Soon after the September 23 Throne Speech promised universal medication coverage, the drug companies reacted with threats of abandoning Canadian research and development (R&D) if the federal government does restrain the industry’s drug prices.
R&D costs are typically cited by the profitable industry to justify its exorbitant prices and resistance to universal pharmacare coverage.
Yet, according to the 2014 documentary The Culture High, for every $19 dollars spent on marketing new drugs, only $1 goes into R&D!
A new Angus Reid study has found that about 90 percent of Canadians support universal pharmacare coverage.
Also, “over the past year, one-quarter (23%) have decided not to fill a prescription or not to renew one due to cost…”
Not only is medication less affordable, but many low-income outpatients who cannot afford to fill their prescriptions end up back in the hospital system thus costing far more than if their generic-brand medication was covered.

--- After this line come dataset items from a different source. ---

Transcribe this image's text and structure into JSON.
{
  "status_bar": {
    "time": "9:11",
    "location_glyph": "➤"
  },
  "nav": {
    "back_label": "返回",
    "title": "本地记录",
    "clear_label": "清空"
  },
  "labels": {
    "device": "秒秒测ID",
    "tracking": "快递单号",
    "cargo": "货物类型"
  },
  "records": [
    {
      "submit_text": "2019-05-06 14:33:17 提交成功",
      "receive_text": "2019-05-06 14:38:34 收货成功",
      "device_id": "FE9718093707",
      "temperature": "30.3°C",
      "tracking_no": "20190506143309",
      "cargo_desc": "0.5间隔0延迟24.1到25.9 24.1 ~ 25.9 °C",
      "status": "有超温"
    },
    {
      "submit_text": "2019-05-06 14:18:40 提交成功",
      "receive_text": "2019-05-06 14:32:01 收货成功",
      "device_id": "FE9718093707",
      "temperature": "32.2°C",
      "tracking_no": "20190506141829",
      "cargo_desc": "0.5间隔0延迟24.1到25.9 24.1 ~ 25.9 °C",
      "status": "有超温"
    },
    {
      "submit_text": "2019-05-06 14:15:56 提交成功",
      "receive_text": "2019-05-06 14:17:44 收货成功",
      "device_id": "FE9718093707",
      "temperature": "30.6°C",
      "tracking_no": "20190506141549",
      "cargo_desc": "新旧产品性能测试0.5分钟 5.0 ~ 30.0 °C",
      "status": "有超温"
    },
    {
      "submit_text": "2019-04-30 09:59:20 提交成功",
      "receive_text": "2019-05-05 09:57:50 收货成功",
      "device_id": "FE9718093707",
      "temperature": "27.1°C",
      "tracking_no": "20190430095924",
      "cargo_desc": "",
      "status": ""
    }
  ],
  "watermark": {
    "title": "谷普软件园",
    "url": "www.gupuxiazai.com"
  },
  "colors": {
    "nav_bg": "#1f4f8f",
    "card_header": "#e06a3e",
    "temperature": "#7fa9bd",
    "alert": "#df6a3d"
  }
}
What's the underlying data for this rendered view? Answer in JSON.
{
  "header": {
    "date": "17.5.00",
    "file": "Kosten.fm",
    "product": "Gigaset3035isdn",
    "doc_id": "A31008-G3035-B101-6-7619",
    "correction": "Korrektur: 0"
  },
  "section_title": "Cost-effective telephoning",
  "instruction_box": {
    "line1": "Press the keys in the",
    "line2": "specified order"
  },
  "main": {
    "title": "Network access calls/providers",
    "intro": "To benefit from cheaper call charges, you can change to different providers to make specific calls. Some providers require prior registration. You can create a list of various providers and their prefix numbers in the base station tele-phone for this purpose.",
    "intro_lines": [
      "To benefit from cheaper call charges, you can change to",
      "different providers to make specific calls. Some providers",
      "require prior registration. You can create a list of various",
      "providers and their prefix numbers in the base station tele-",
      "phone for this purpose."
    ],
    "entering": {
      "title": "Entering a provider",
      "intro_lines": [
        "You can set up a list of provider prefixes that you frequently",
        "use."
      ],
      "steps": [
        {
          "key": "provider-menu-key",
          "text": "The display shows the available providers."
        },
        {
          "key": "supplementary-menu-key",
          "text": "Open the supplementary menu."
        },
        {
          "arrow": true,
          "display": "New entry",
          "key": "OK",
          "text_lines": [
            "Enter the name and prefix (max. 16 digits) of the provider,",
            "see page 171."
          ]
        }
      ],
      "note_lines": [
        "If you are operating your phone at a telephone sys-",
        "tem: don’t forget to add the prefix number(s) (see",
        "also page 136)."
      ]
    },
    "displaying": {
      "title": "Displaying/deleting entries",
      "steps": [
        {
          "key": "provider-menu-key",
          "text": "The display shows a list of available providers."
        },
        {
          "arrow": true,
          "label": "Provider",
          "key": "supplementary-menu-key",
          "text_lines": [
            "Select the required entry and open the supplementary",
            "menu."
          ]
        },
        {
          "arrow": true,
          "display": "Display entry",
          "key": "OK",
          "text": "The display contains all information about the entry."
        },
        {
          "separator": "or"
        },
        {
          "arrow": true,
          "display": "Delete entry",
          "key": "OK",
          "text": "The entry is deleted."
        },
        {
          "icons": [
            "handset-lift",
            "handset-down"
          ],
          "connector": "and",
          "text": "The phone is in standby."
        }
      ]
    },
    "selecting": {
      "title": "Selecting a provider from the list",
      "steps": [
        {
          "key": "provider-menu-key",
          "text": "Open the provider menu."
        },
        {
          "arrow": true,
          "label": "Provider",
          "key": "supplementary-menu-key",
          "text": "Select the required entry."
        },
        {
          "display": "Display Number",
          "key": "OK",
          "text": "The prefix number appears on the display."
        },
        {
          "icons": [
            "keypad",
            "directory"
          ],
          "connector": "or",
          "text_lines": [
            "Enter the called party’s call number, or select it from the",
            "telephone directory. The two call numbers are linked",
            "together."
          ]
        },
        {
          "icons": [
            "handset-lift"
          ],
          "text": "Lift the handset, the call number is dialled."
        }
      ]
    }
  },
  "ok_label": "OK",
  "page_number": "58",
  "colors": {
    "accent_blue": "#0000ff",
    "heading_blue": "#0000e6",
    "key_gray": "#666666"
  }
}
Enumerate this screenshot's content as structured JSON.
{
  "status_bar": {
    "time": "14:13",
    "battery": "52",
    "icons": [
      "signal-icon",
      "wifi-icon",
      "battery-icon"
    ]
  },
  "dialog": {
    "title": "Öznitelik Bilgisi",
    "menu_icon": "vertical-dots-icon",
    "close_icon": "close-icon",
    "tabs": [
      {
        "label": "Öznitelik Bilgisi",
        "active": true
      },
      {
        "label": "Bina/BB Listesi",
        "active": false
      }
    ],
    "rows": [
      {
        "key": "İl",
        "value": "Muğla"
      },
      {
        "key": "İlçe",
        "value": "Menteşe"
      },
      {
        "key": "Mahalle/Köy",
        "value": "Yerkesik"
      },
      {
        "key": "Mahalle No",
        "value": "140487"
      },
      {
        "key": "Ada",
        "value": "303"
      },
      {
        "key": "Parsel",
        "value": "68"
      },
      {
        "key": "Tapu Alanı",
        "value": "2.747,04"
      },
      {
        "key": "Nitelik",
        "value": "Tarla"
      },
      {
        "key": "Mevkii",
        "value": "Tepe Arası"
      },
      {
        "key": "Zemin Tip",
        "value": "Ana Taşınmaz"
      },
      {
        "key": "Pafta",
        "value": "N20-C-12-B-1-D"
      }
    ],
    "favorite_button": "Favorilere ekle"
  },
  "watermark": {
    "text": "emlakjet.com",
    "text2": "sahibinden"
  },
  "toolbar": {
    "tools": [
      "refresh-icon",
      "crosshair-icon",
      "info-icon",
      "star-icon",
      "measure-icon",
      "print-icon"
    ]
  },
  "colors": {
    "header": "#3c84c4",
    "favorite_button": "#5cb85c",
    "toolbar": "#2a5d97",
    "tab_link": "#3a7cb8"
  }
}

We’re the world’s sole nation that has universal healthcare but no similar coverage of prescribed medication, however necessary. Logic says, we cannot afford to maintain such an absurdity that costs Canadians billions extra annually, both as medication purchasers and taxpayers.
I believe the absence of universal medication coverage best serves the pharmaceutical industry’s profit margin interests.
Undoubtedly its lobbyists in Ottawa are well worth their bloated salaries.